The variety of fabrics used comes in the texture and pattern of the fabric. Crinkles (not too much or it looks like it hasn't been ironed), dimples, slubs (like shantung) and some printed patterns are acceptable in most groups. If an Amish woman can ride in a van all day shopping and get out looking fresh and unwrinkled, they have found a great fabric.
The weight of the fabric is important too. Nothing too heavy, nothing too sheer. It needs to flow and hang nicely. During the summer, many Amish women will make dresses in broadcloths much like the men's shirts. They are lightweight, breathe easier than polyester and still don't wrinkle much.

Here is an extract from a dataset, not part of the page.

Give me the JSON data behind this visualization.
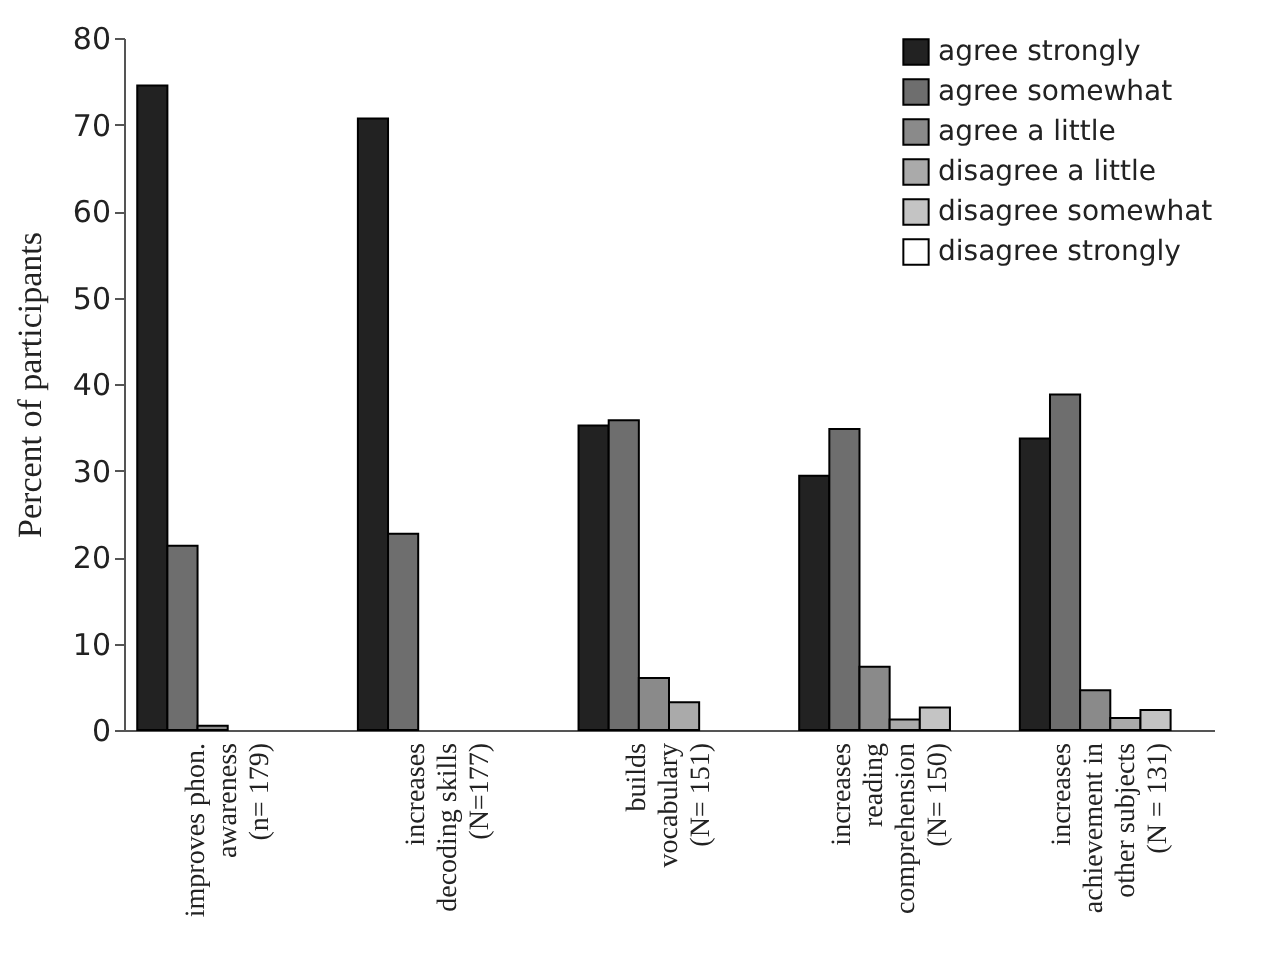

What drive changes in Amish women's fashions? To some degree it is the availability of dress fabrics through their stores. Teenage girls often drive the changes and introduce new fabrics. One of the local young women will pick out a new fabric at a store and make herself a dress. Her friends will want to have one like it and the new fad is on. A typical local store will go through bolts and bolts of a new fabric line or even a single color of a new fabric, driven mostly by the younger women.
Eventually, the mothers of the young girls will pick up on the fabric and a full blown rush is on. While fashions change sometimes in the English world every season and every year, a popular fabric will last 3-5 years or more in an Amish community. Part of what determines the end of the run is the availability of the fabric in the wholesale marketplace. One of the struggles for the older Amish women is to find fabrics they have grown used to over the years. Many of them are no longer made because of the changing marketplace.
Amish women never cut their hair, typically wearing it in a braid or bun on the back of the head concealed with a small white cap called a covering. Coverings vary widely depending on the group they belong to. The variations come in the size of covering, the strings and how they are worn and the number of folds or creases in the back. An Amish woman would never be seen outside her home without her covering. When going to town or church they typically wear a stiff black bonnet over their covering.